POSTING

The process of transferring the debit and credit from the general journal to the proper ledger accounts is called posting the debit column of the journal is posted by entering it on the debit side of an account listed in the credit column of the journal is posted to the credit side of a ledger account.The posting may very some what with the preferences of the individual.The following sequence is commonly used.

1- Locate in the ledger first account named in the journal entry.
2- Enter in the debit column of the ledger account the amount of the debt as shown in the journal.
3- Enter the date of the transaction in the ledger account.
4- Enter in the reference column of the ledger accounts the number of the journal page from which the entry is being posted.
5-The recording of the debit in the ledger account.

GENERAL JOURNAL ENTRY

The information about each business transaction is initally recorded in an accounting record called the journal After the transaction has been recorded in the journal the debit and credit changes in the individual accounts are entered in the ledger the journal is the accounting record in which transaction are first recorded it is called the book of original entry.The journal is a chronological day by day record of business transaction the information record about each transaction includes the date of the transaction the debit and credit changes in specific ledger accounts of the transaction.

ILLUSTRATION:

The pervaz started his business with cash Rs.75000 in the name of pervaz&sons
purchase merchandise on cash Rs.22000,paid shop rent for two month Rs.4500 P.M,purchase furniture on cash Rs.3500,sold merchandise on cash Rs.3000,purchase merchandise on credit from hamid&sons Rs.11750, cash deposited into bank Rs.20000
Required :prepare a General journal entries.

DOUBLE ENTRY ACCOUNTING

The rules for debit and credit are design so that every transaction is recorded by equal dollar amount of debit and credit the reason for this equality lies in the relationship of the debit and credit rules to accounting equation.

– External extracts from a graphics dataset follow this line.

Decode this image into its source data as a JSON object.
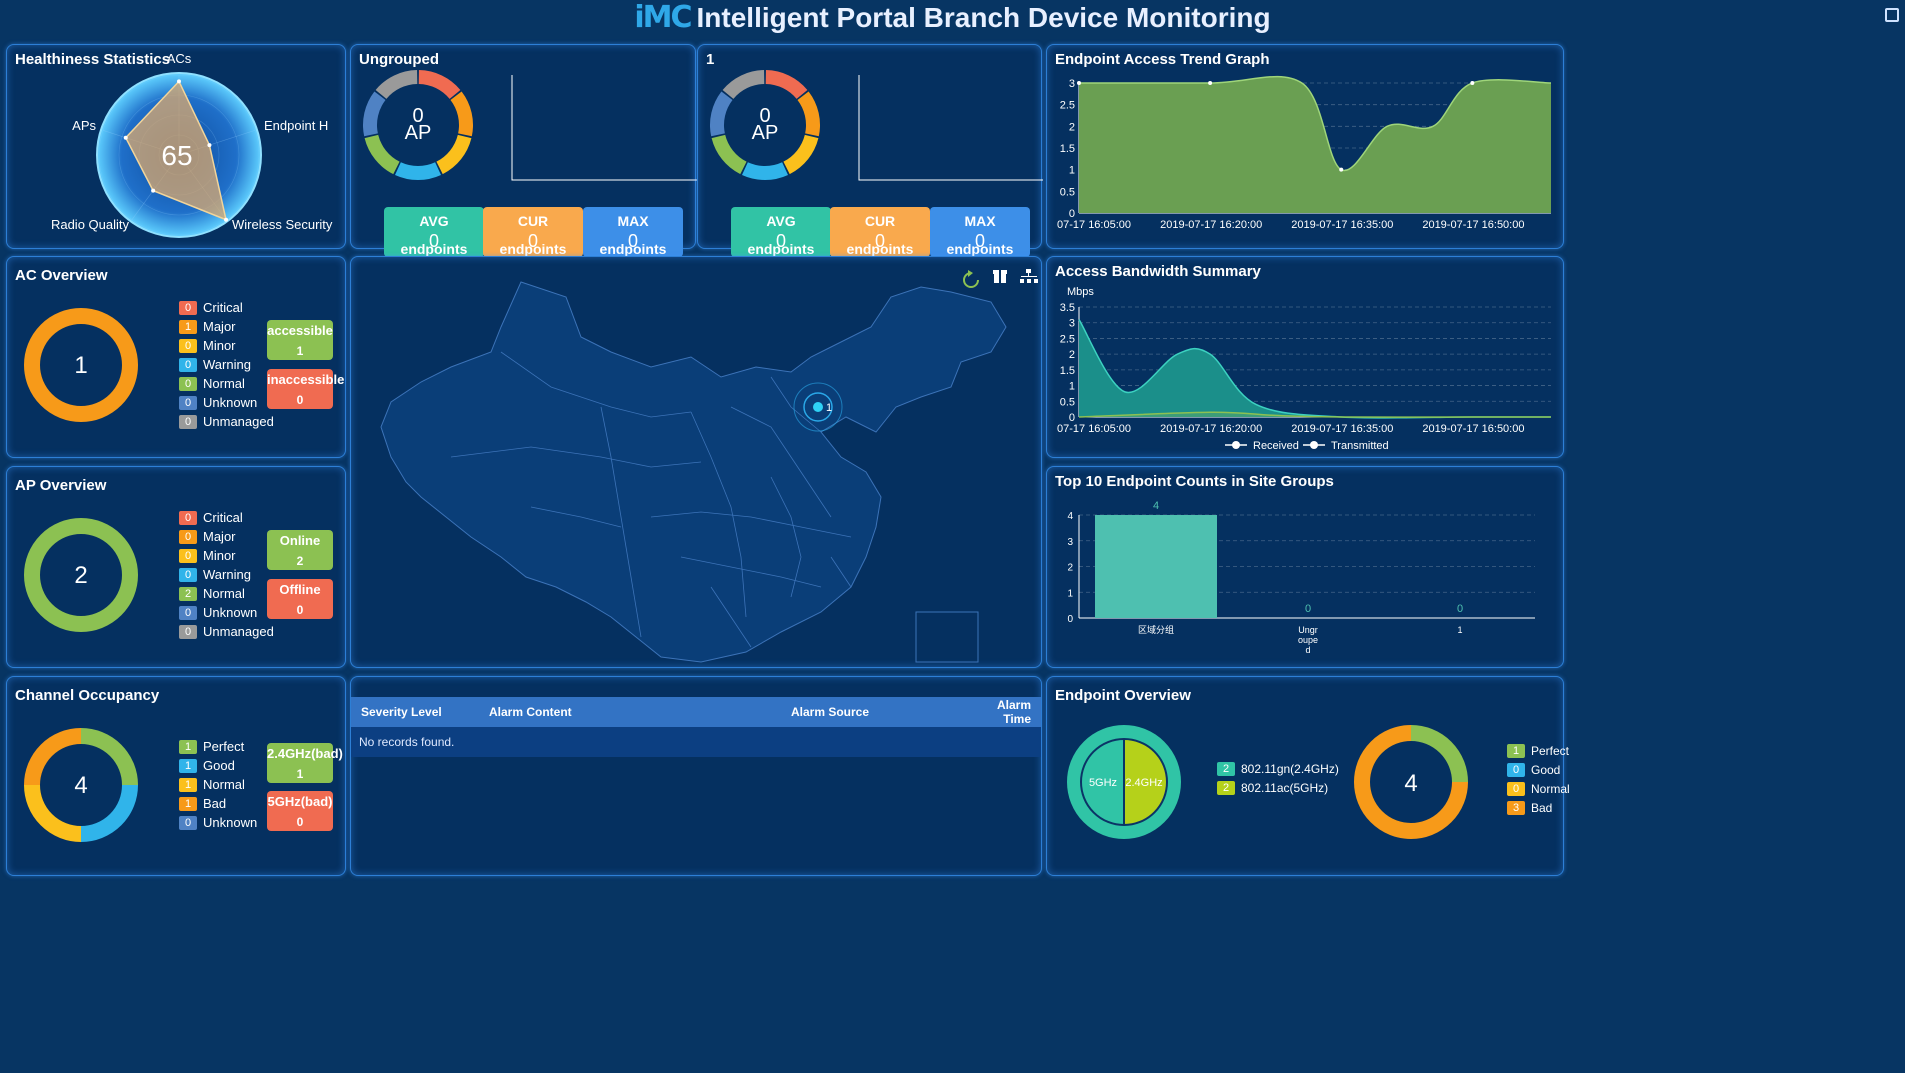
{
  "header": {
    "logo": "iMC",
    "title": "Intelligent Portal Branch Device Monitoring"
  },
  "colors": {
    "critical": "#f06b51",
    "major": "#f79a19",
    "minor": "#fbc01c",
    "warning": "#30b4ea",
    "normal": "#8cc152",
    "unknown": "#4f82c4",
    "unmanaged": "#9a9a9a",
    "teal": "#30c4a6",
    "accent": "#4ec0b0"
  },
  "health": {
    "title": "Healthiness Statistics",
    "score": "65",
    "axes": [
      "ACs",
      "Endpoint H",
      "Wireless Security",
      "Radio Quality",
      "APs"
    ],
    "values": [
      92,
      40,
      100,
      55,
      70
    ]
  },
  "ungrouped": {
    "title": "Ungrouped",
    "center_value": "0",
    "center_unit": "AP",
    "buttons": [
      {
        "label": "AVG",
        "value": "0",
        "sub": "endpoints"
      },
      {
        "label": "CUR",
        "value": "0",
        "sub": "endpoints"
      },
      {
        "label": "MAX",
        "value": "0",
        "sub": "endpoints"
      }
    ]
  },
  "group1": {
    "title": "1",
    "center_value": "0",
    "center_unit": "AP",
    "buttons": [
      {
        "label": "AVG",
        "value": "0",
        "sub": "endpoints"
      },
      {
        "label": "CUR",
        "value": "0",
        "sub": "endpoints"
      },
      {
        "label": "MAX",
        "value": "0",
        "sub": "endpoints"
      }
    ]
  },
  "ac": {
    "title": "AC Overview",
    "total": "1",
    "legend": [
      {
        "count": "0",
        "label": "Critical"
      },
      {
        "count": "1",
        "label": "Major"
      },
      {
        "count": "0",
        "label": "Minor"
      },
      {
        "count": "0",
        "label": "Warning"
      },
      {
        "count": "0",
        "label": "Normal"
      },
      {
        "count": "0",
        "label": "Unknown"
      },
      {
        "count": "0",
        "label": "Unmanaged"
      }
    ],
    "buttons": [
      {
        "label": "accessible",
        "value": "1"
      },
      {
        "label": "inaccessible",
        "value": "0"
      }
    ]
  },
  "ap": {
    "title": "AP Overview",
    "total": "2",
    "legend": [
      {
        "count": "0",
        "label": "Critical"
      },
      {
        "count": "0",
        "label": "Major"
      },
      {
        "count": "0",
        "label": "Minor"
      },
      {
        "count": "0",
        "label": "Warning"
      },
      {
        "count": "2",
        "label": "Normal"
      },
      {
        "count": "0",
        "label": "Unknown"
      },
      {
        "count": "0",
        "label": "Unmanaged"
      }
    ],
    "buttons": [
      {
        "label": "Online",
        "value": "2"
      },
      {
        "label": "Offline",
        "value": "0"
      }
    ]
  },
  "channel": {
    "title": "Channel Occupancy",
    "total": "4",
    "legend": [
      {
        "count": "1",
        "label": "Perfect"
      },
      {
        "count": "1",
        "label": "Good"
      },
      {
        "count": "1",
        "label": "Normal"
      },
      {
        "count": "1",
        "label": "Bad"
      },
      {
        "count": "0",
        "label": "Unknown"
      }
    ],
    "buttons": [
      {
        "label": "2.4GHz(bad)",
        "value": "1"
      },
      {
        "label": "5GHz(bad)",
        "value": "0"
      }
    ]
  },
  "map": {
    "marker_label": "1"
  },
  "alarm": {
    "columns": [
      "Severity Level",
      "Alarm Content",
      "Alarm Source",
      "Alarm Time"
    ],
    "empty": "No records found."
  },
  "endpoint": {
    "title": "Endpoint Overview",
    "inner_left": "5GHz",
    "inner_right": "2.4GHz",
    "band_legend": [
      {
        "count": "2",
        "label": "802.11gn(2.4GHz)"
      },
      {
        "count": "2",
        "label": "802.11ac(5GHz)"
      }
    ],
    "total": "4",
    "quality_legend": [
      {
        "count": "1",
        "label": "Perfect"
      },
      {
        "count": "0",
        "label": "Good"
      },
      {
        "count": "0",
        "label": "Normal"
      },
      {
        "count": "3",
        "label": "Bad"
      }
    ]
  },
  "chart_data": [
    {
      "type": "area",
      "title": "Endpoint Access Trend Graph",
      "x": [
        "07-17 16:05:00",
        "2019-07-17 16:20:00",
        "2019-07-17 16:35:00",
        "2019-07-17 16:50:00"
      ],
      "yticks": [
        "0",
        "0.5",
        "1",
        "1.5",
        "2",
        "2.5",
        "3"
      ],
      "ylim": [
        0,
        3
      ],
      "series": [
        {
          "name": "",
          "points": [
            [
              0,
              3
            ],
            [
              1,
              3
            ],
            [
              1.7,
              3
            ],
            [
              2,
              1
            ],
            [
              2.35,
              2
            ],
            [
              2.7,
              2
            ],
            [
              3,
              3
            ],
            [
              3.6,
              3
            ]
          ]
        }
      ]
    },
    {
      "type": "area",
      "title": "Access Bandwidth Summary",
      "ylabel": "Mbps",
      "x": [
        "07-17 16:05:00",
        "2019-07-17 16:20:00",
        "2019-07-17 16:35:00",
        "2019-07-17 16:50:00"
      ],
      "yticks": [
        "0",
        "0.5",
        "1",
        "1.5",
        "2",
        "2.5",
        "3",
        "3.5"
      ],
      "ylim": [
        0,
        3.5
      ],
      "series": [
        {
          "name": "Received",
          "points": [
            [
              0,
              3.1
            ],
            [
              0.35,
              0.8
            ],
            [
              0.75,
              2
            ],
            [
              1,
              2
            ],
            [
              1.35,
              0.4
            ],
            [
              2,
              0
            ],
            [
              3,
              0
            ],
            [
              3.6,
              0
            ]
          ]
        },
        {
          "name": "Transmitted",
          "points": [
            [
              0,
              0
            ],
            [
              1,
              0.15
            ],
            [
              1.5,
              0.05
            ],
            [
              2,
              0
            ],
            [
              3,
              0
            ],
            [
              3.6,
              0
            ]
          ]
        }
      ]
    },
    {
      "type": "bar",
      "title": "Top 10 Endpoint Counts in Site Groups",
      "categories": [
        "区域分组",
        "Ungr oupe d",
        "1"
      ],
      "values": [
        4,
        0,
        0
      ],
      "yticks": [
        "0",
        "1",
        "2",
        "3",
        "4"
      ],
      "ylim": [
        0,
        4
      ]
    }
  ]
}
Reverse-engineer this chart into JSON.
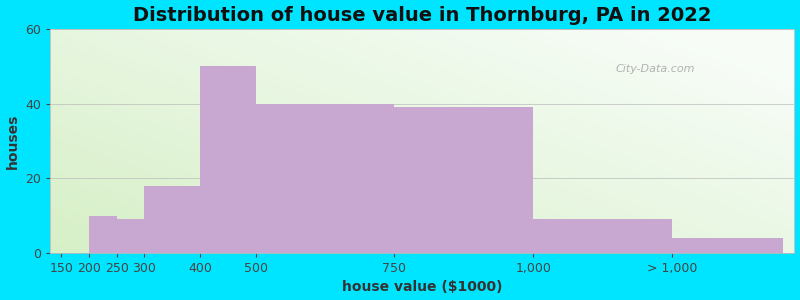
{
  "title": "Distribution of house value in Thornburg, PA in 2022",
  "xlabel": "house value ($1000)",
  "ylabel": "houses",
  "bar_values": [
    0,
    10,
    9,
    18,
    50,
    40,
    39,
    9,
    4
  ],
  "bar_lefts": [
    150,
    200,
    250,
    300,
    400,
    500,
    750,
    1000,
    1250
  ],
  "bar_rights": [
    200,
    250,
    300,
    400,
    500,
    750,
    1000,
    1250,
    1450
  ],
  "bar_color": "#c8a8d0",
  "bar_edgecolor": "none",
  "ylim": [
    0,
    60
  ],
  "yticks": [
    0,
    20,
    40,
    60
  ],
  "xtick_positions": [
    150,
    200,
    250,
    300,
    400,
    500,
    750,
    1000,
    1250
  ],
  "xtick_labels": [
    "150",
    "200",
    "250",
    "300",
    "400",
    "500",
    "750",
    "1,000",
    "> 1,000"
  ],
  "bg_outer": "#00e5ff",
  "bg_inner": "#d8f0c8",
  "title_fontsize": 14,
  "axis_label_fontsize": 10,
  "tick_fontsize": 9,
  "watermark": "City-Data.com",
  "xlim_left": 130,
  "xlim_right": 1470
}
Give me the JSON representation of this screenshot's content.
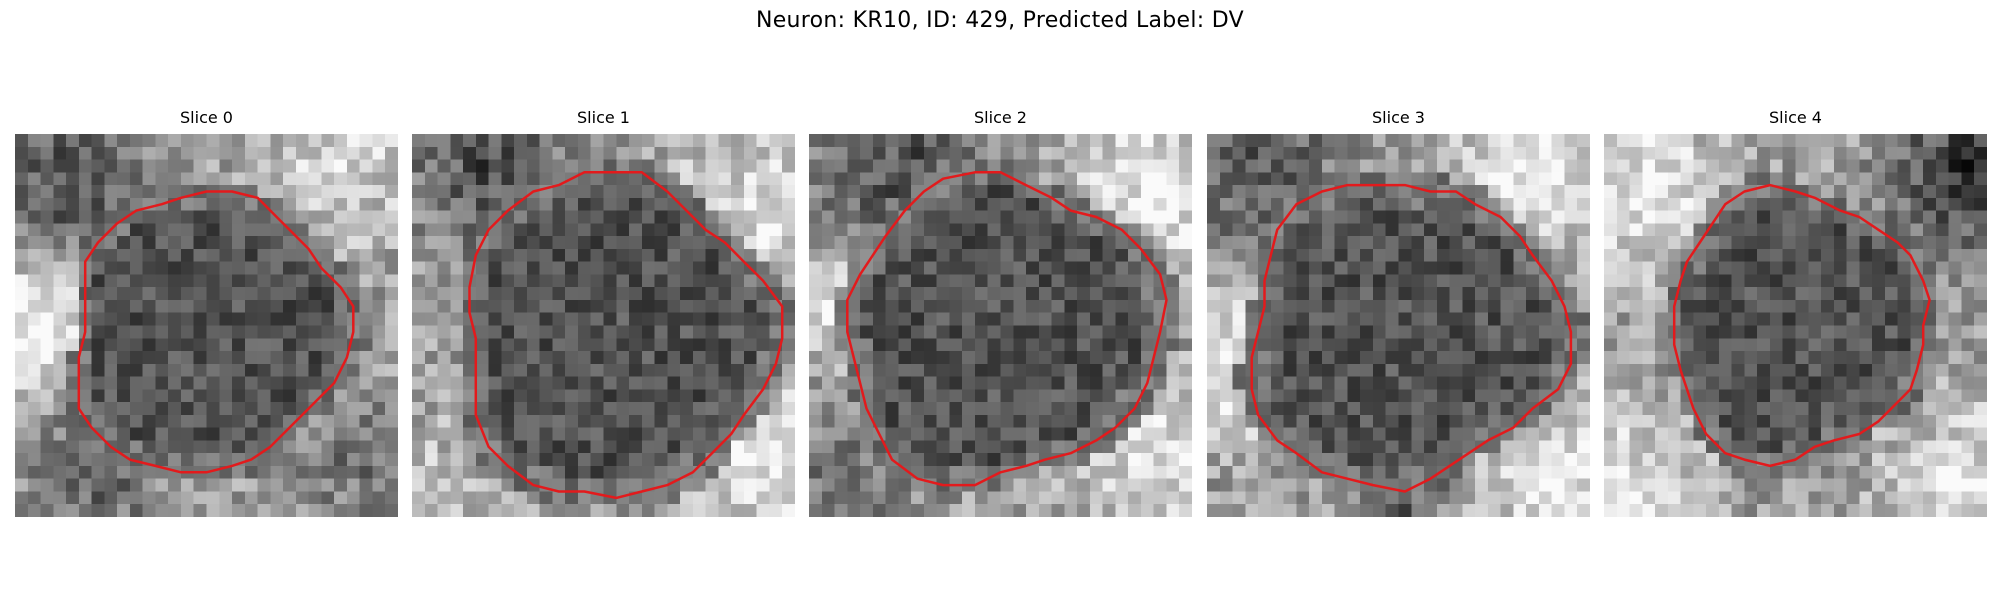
{
  "figure": {
    "title": "Neuron: KR10, ID: 429, Predicted Label: DV"
  },
  "panels": [
    {
      "title": "Slice 0"
    },
    {
      "title": "Slice 1"
    },
    {
      "title": "Slice 2"
    },
    {
      "title": "Slice 3"
    },
    {
      "title": "Slice 4"
    }
  ],
  "colors": {
    "contour": "#e31a1c",
    "background": "#ffffff"
  },
  "image_style": "grayscale pixelated microscopy tile with red cell contour"
}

ASSETS=LIABILITIES+OWNER EQUITY

According to the debit and credit rules that we have just described,increases in the left side of the assets equation are recorded by debits while increase in the right side liabilities and owner equity are recorded by credit.

This system is often called double entry accounting the phrase double entry refers to the need for both debit entries and credit entries equal amount to record every transaction.

DEBIT AND CREDIT ENTRIES

AN amount recorded on the left or debit side of an amount is a debit side or a debit entry an amount entered on the right or credit entry .
the act of recording a debit in an account the recording of a credit is called crediting account.
Accountant use debit to mean an entry on the left hand side of an account and credit to mean an entry on the right hand side  debit and credit simply mean left and right with out any hidden implications.

USES OF LEDGER

A ledger account is a means of accumulating in one place all the information about changes in a specific assets a liabilities or owner equity. for example A ledger account for the assets cash provides a record of the amount of cash receipts, cash payments and the current cash balance . BY maintain a cash account management can keep track of the amount of cash available for meetings payroll and for making current purchases of assets or service this record of cash is also useful in planning future operations and in advance planning of applications for bank loans . Its simplest from an account has on;y three elements a little consisting of the name of the particular assets liabilities or owner equity. A left side which is called the debit side and a right side which is called the credit side this form of account is called a T-account.

LEDGER

An accounting system includes a separate record for each item that appear in the balance sheet.
A separate record is kept for the assets cash showing all the increase and decrease in cash which result from the many transaction in which cash is received or paid .A similar record is kept for every other assets for every liabilities and for owner equity
the form of record used to increase and decreases in a single balance sheet item is called an account .
some ledger account all these separate accounts are usually kept in a loose leaf binder and the entire group of accounts is called a ledger.
many business use computer for maintaining accounting records they store data on magnetic disc rather then in ledger an understanding of accounting concepts mostly easily acquired by study of a manual accounting system.
The knowledge gained by working with manually accounting records is readily transferable to any type of automated accounting system.
Ledger accounts in our study of basic accounting concept these written records continue to be used by a great many business our purpose they should be viewed as conceptual devices rather than as physical components of an accounting system.

ACCOUNTING AND BOOK KEEPING

Accounting may fail to understand the distinction between accounting and book keeping .
book keeping refers to the daily operation of an accounting system that is recording and classifying routine transaction.
Book keeping is a skill that an individual might acquire with in a few week or month .Most book keeping function can be performed most efficieently.through the use of a computer.

A professional accountant must have a far broader range of knowledge and skill then a book keeper Accountant need an under standing of financial reporting requirments income tax regulations and the regulatory requirements affecting specific industries .
they should be able to design accounting system of internal control interper and record complex transaction and assist manager in interpreting all type of accounting information s.
Accounting is more than a skill it is a profession ,exprience and a commit ment to continually updating and expanding one knowledge.